There is nothing the dems, media, deep state, their enablers and their benefactors won’t do to stop this outsider from turning over the tables at their tabernacles of influence. They are caught. Their violent partners are ready to exploit their opportunities and it only takes a casual glance to note who is on their side.
It will not surprise me that there will be several gopers getting exposed in the mayhem too. Paul Ryan held hearings in 2017 that had testimony from several well known Obama agency leaders. Brennan, Comey, Clapper, Yates, Rice, Rhodes and so many others testified under oath they had no evidence of Russian collusion. Yet they have been and are still saying on any outlet that will let them say the exact opposite of their testimony with no pushback. Paul Ryan saw Devin Nunes declare they were exculpatory evidence to show there was no collusion and Ryan censored him for 9 months for peddling in classified documents while the dems ran wild, the 55 weak republicans retreated for the exits and the house flipped.

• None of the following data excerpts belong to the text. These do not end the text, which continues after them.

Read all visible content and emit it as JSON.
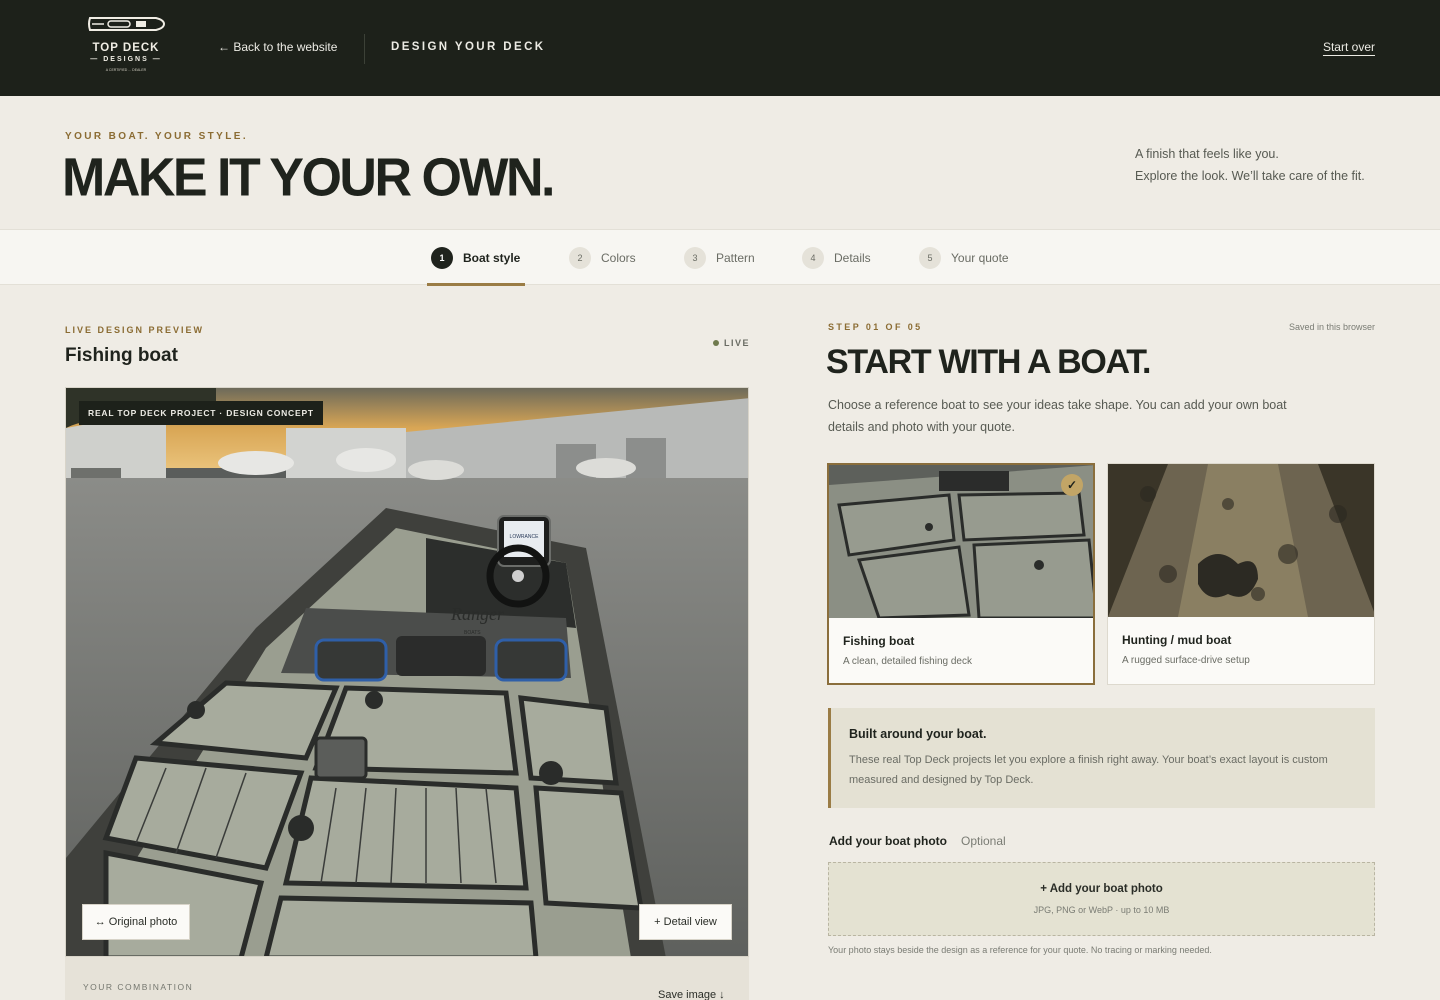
{
  "header": {
    "brand": "TOP DECK",
    "brand_sub": "— DESIGNS —",
    "brand_fine": "A CERTIFIED ... DEALER",
    "back_link": "← Back to the website",
    "section_title": "DESIGN YOUR DECK",
    "start_over": "Start over"
  },
  "hero": {
    "eyebrow": "YOUR BOAT. YOUR STYLE.",
    "title": "MAKE IT YOUR OWN.",
    "tagline_1": "A finish that feels like you.",
    "tagline_2": "Explore the look. We’ll take care of the fit."
  },
  "stepper": {
    "steps": [
      {
        "num": "1",
        "label": "Boat style",
        "active": true
      },
      {
        "num": "2",
        "label": "Colors",
        "active": false
      },
      {
        "num": "3",
        "label": "Pattern",
        "active": false
      },
      {
        "num": "4",
        "label": "Details",
        "active": false
      },
      {
        "num": "5",
        "label": "Your quote",
        "active": false
      }
    ]
  },
  "preview": {
    "eyebrow": "LIVE DESIGN PREVIEW",
    "title": "Fishing boat",
    "live_label": "LIVE",
    "badge": "REAL TOP DECK PROJECT · DESIGN CONCEPT",
    "original_photo_button": "↔ Original photo",
    "detail_view_button": "+ Detail view",
    "combination_label": "YOUR COMBINATION",
    "save_image": "Save image ↓",
    "console_brand": "Ranger",
    "console_brand_sub": "BOATS",
    "screen_brand": "LOWRANCE"
  },
  "panel": {
    "step_count": "STEP 01 OF 05",
    "saved_note": "Saved in this browser",
    "title": "START WITH A BOAT.",
    "intro": "Choose a reference boat to see your ideas take shape. You can add your own boat details and photo with your quote.",
    "cards": [
      {
        "title": "Fishing boat",
        "desc": "A clean, detailed fishing deck",
        "selected": true
      },
      {
        "title": "Hunting / mud boat",
        "desc": "A rugged surface-drive setup",
        "selected": false
      }
    ],
    "check_mark": "✓",
    "note_title": "Built around your boat.",
    "note_body": "These real Top Deck projects let you explore a finish right away. Your boat’s exact layout is custom measured and designed by Top Deck.",
    "photo_label": "Add your boat photo",
    "photo_optional": "Optional",
    "dropzone_title": "+ Add your boat photo",
    "dropzone_sub": "JPG, PNG or WebP · up to 10 MB",
    "fine_print": "Your photo stays beside the design as a reference for your quote. No tracing or marking needed."
  },
  "colors": {
    "header_bg": "#1d211a",
    "page_bg": "#efece5",
    "accent_gold": "#9a7c45",
    "deck_gray": "#8f9486",
    "trim_black": "#2a2c2a"
  }
}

These are interesting times. It will be even more interesting as the election approaches. Let’s hope the dems don’t get an atomic weapon. That’s about all that’s left to launch against their political enemies.
Jimmy Kilpatrick says
What about the 24 plus policemen killed at the hands of thug anarchist Ed?
Ed Hubbard says
Jimmy,
I was taught “two wrongs don’t make a right;” so, as I said in my post, “none of the looting and violence that followed is justified,” including the death of police officers.

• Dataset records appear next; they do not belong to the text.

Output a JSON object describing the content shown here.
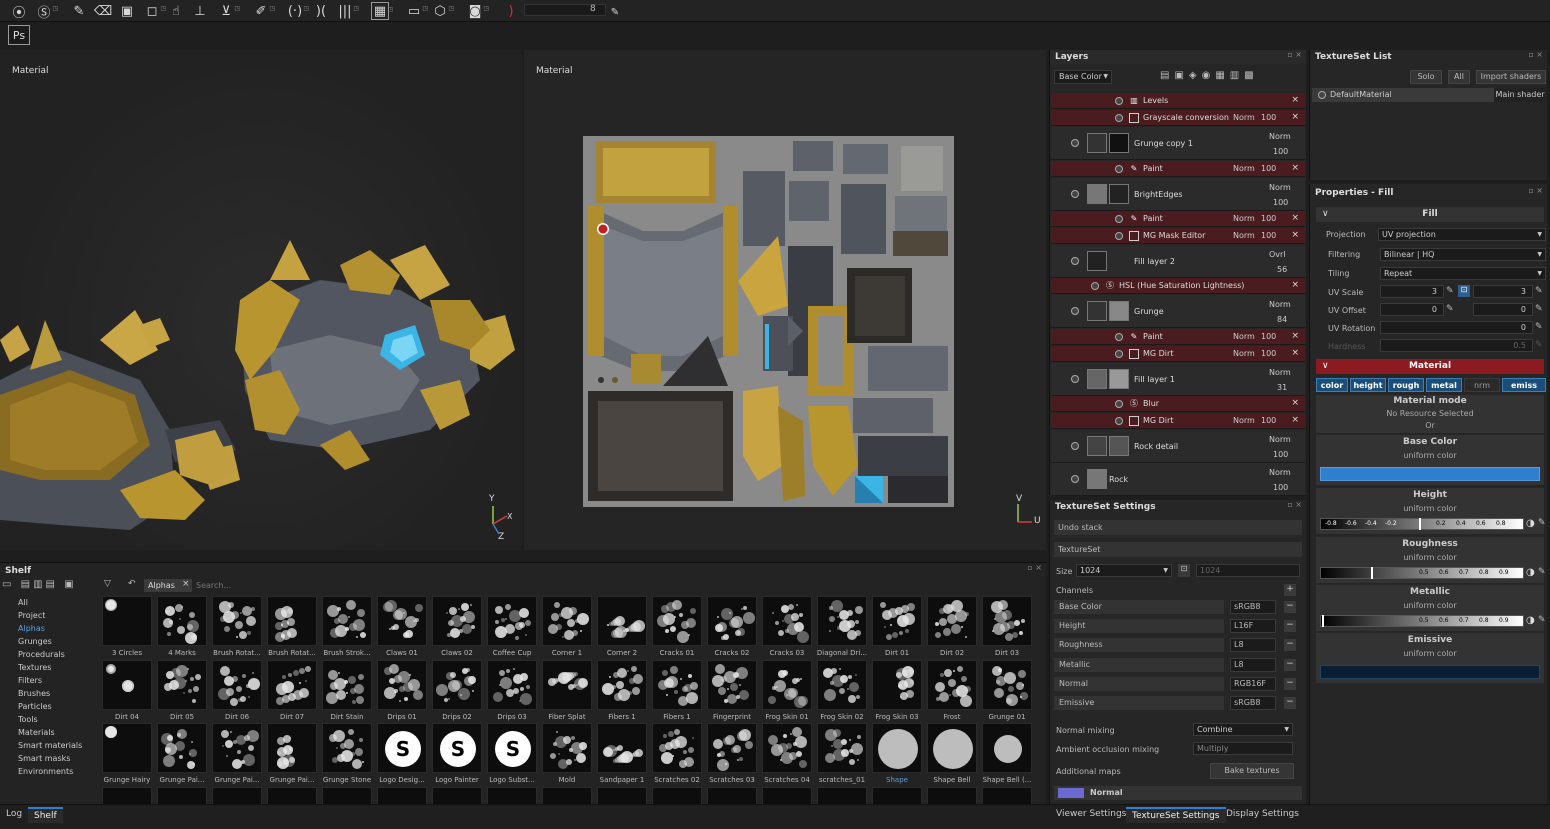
{
  "toolbar": {
    "icons": [
      "substance-logo-icon",
      "substance-s-icon",
      "brush-icon",
      "eraser-icon",
      "projection-icon",
      "polygon-fill-icon",
      "smudge-icon",
      "clone-icon",
      "clone-stamp-icon",
      "picker-icon",
      "symmetry-icon",
      "mirror-icon",
      "mirror-alt-icon",
      "texture-icon",
      "camera-icon",
      "cube-icon",
      "screenshot-icon",
      "bracket-icon"
    ],
    "slider_value": "8",
    "ps_label": "Ps"
  },
  "viewport3d": {
    "label": "Material",
    "axis_y": "Y",
    "axis_x": "X",
    "axis_z": "Z"
  },
  "viewport2d": {
    "label": "Material",
    "axis_v": "V",
    "axis_u": "U"
  },
  "layers": {
    "title": "Layers",
    "channel_select": "Base Color",
    "rows": [
      {
        "name": "Levels",
        "blend": "",
        "opacity": ""
      },
      {
        "name": "Grayscale conversion",
        "blend": "Norm",
        "opacity": "100"
      },
      {
        "name": "Grunge copy 1",
        "blend": "Norm",
        "opacity": "100"
      },
      {
        "name": "Paint",
        "blend": "Norm",
        "opacity": "100"
      },
      {
        "name": "BrightEdges",
        "blend": "Norm",
        "opacity": "100"
      },
      {
        "name": "Paint",
        "blend": "Norm",
        "opacity": "100"
      },
      {
        "name": "MG Mask Editor",
        "blend": "Norm",
        "opacity": "100"
      },
      {
        "name": "Fill layer 2",
        "blend": "Ovrl",
        "opacity": "56"
      },
      {
        "name": "HSL (Hue Saturation Lightness)",
        "blend": "",
        "opacity": ""
      },
      {
        "name": "Grunge",
        "blend": "Norm",
        "opacity": "84"
      },
      {
        "name": "Paint",
        "blend": "Norm",
        "opacity": "100"
      },
      {
        "name": "MG Dirt",
        "blend": "Norm",
        "opacity": "100"
      },
      {
        "name": "Fill layer 1",
        "blend": "Norm",
        "opacity": "31"
      },
      {
        "name": "Blur",
        "blend": "",
        "opacity": ""
      },
      {
        "name": "MG Dirt",
        "blend": "Norm",
        "opacity": "100"
      },
      {
        "name": "Rock detail",
        "blend": "Norm",
        "opacity": "100"
      },
      {
        "name": "Rock",
        "blend": "Norm",
        "opacity": "100"
      }
    ]
  },
  "texture_set_list": {
    "title": "TextureSet List",
    "solo": "Solo",
    "all": "All",
    "import": "Import shaders",
    "material": "DefaultMaterial",
    "shader": "Main shader"
  },
  "properties": {
    "title": "Properties - Fill",
    "fill_header": "Fill",
    "projection_label": "Projection",
    "projection_value": "UV projection",
    "filtering_label": "Filtering",
    "filtering_value": "Bilinear | HQ",
    "tiling_label": "Tiling",
    "tiling_value": "Repeat",
    "uvscale_label": "UV Scale",
    "uvscale_a": "3",
    "uvscale_b": "3",
    "uvoffset_label": "UV Offset",
    "uvoffset_a": "0",
    "uvoffset_b": "0",
    "uvrotation_label": "UV Rotation",
    "uvrotation_value": "0",
    "hardness_label": "Hardness",
    "hardness_value": "0.5",
    "material_header": "Material",
    "channel_tabs": [
      "color",
      "height",
      "rough",
      "metal",
      "nrm",
      "emiss"
    ],
    "material_mode": "Material mode",
    "no_resource": "No Resource Selected",
    "or": "Or",
    "base_color": "Base Color",
    "height": "Height",
    "roughness": "Roughness",
    "metallic": "Metallic",
    "emissive": "Emissive",
    "uniform": "uniform color",
    "base_color_hex": "#2f7fd0",
    "emissive_hex": "#0a1f36",
    "height_ticks": [
      "-0.8",
      "-0.6",
      "-0.4",
      "-0.2",
      "0.2",
      "0.4",
      "0.6",
      "0.8"
    ],
    "unit_ticks": [
      "0.5",
      "0.6",
      "0.7",
      "0.8",
      "0.9"
    ]
  },
  "texture_set_settings": {
    "title": "TextureSet Settings",
    "undo": "Undo stack",
    "textureset": "TextureSet",
    "size_label": "Size",
    "size_value": "1024",
    "size_value2": "1024",
    "channels_label": "Channels",
    "channels": [
      {
        "name": "Base Color",
        "format": "sRGB8"
      },
      {
        "name": "Height",
        "format": "L16F"
      },
      {
        "name": "Roughness",
        "format": "L8"
      },
      {
        "name": "Metallic",
        "format": "L8"
      },
      {
        "name": "Normal",
        "format": "RGB16F"
      },
      {
        "name": "Emissive",
        "format": "sRGB8"
      }
    ],
    "normal_mixing_label": "Normal mixing",
    "normal_mixing_value": "Combine",
    "ao_mixing_label": "Ambient occlusion mixing",
    "ao_mixing_value": "Multiply",
    "additional_maps": "Additional maps",
    "bake": "Bake textures",
    "normal_map": "Normal"
  },
  "shelf": {
    "title": "Shelf",
    "filter_tag": "Alphas",
    "search_placeholder": "Search...",
    "categories": [
      "All",
      "Project",
      "Alphas",
      "Grunges",
      "Procedurals",
      "Textures",
      "Filters",
      "Brushes",
      "Particles",
      "Tools",
      "Materials",
      "Smart materials",
      "Smart masks",
      "Environments"
    ],
    "row1": [
      "3 Circles",
      "4 Marks",
      "Brush Rotat...",
      "Brush Rotat...",
      "Brush Strok...",
      "Claws 01",
      "Claws 02",
      "Coffee Cup",
      "Corner 1",
      "Corner 2",
      "Cracks 01",
      "Cracks 02",
      "Cracks 03",
      "Diagonal Dri...",
      "Dirt 01",
      "Dirt 02",
      "Dirt 03"
    ],
    "row2": [
      "Dirt 04",
      "Dirt 05",
      "Dirt 06",
      "Dirt 07",
      "Dirt Stain",
      "Drips 01",
      "Drips 02",
      "Drips 03",
      "Fiber Splat",
      "Fibers 1",
      "Fibers 1",
      "Fingerprint",
      "Frog Skin 01",
      "Frog Skin 02",
      "Frog Skin 03",
      "Frost",
      "Grunge 01"
    ],
    "row3": [
      "Grunge Hairy",
      "Grunge Pai...",
      "Grunge Pai...",
      "Grunge Pai...",
      "Grunge Stone",
      "Logo Desig...",
      "Logo Painter",
      "Logo Subst...",
      "Mold",
      "Sandpaper 1",
      "Scratches 02",
      "Scratches 03",
      "Scratches 04",
      "scratches_01",
      "Shape",
      "Shape Bell",
      "Shape Bell (..."
    ]
  },
  "bottom_tabs": {
    "log": "Log",
    "shelf": "Shelf",
    "viewer": "Viewer Settings",
    "tss": "TextureSet Settings",
    "display": "Display Settings"
  }
}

Your point, though, is not an excuse, or a counter-argument, to the need to address the despair and fears of many African-Americans who perceive that American society doesn’t value them.
In fact, much of the noise that is being made by both progressives and conservatives–focusing on the one hand on defunding or transforming police departments and creating even more bureaucratic programs that never seem to accomplish anything, or focusing on the other hand solely on the violence committed over the last week to 10 days–does nothing to address this basic problem in our country. This is not to say that police training, hiring and retention policies can’t be improved, or that perpetrators of the violence should not be arrested and prosecuted. But, the preoccupation on these issues allows both sides of our political discourse to escape to their comfortable corners and continue to claim the other is wrong (and even evil), without ever addressing the core problem–and will eventually make the core problem even worse.
So, I agree that the violence inflicted on the police, as well as on private citizens–just like the similar violence that occurred during the urban protests of the 1960s–is both wrong and makes the condition in many poor neighborhoods even worse than it was before triggering events like George Floyd’s death. Chaos and violence just breeds animosity, and never leads to a good result. But, we must not be so distracted by our animosity toward that wrong, that we continue to avoid the core problem that I discussed 5 years ago, and in this post.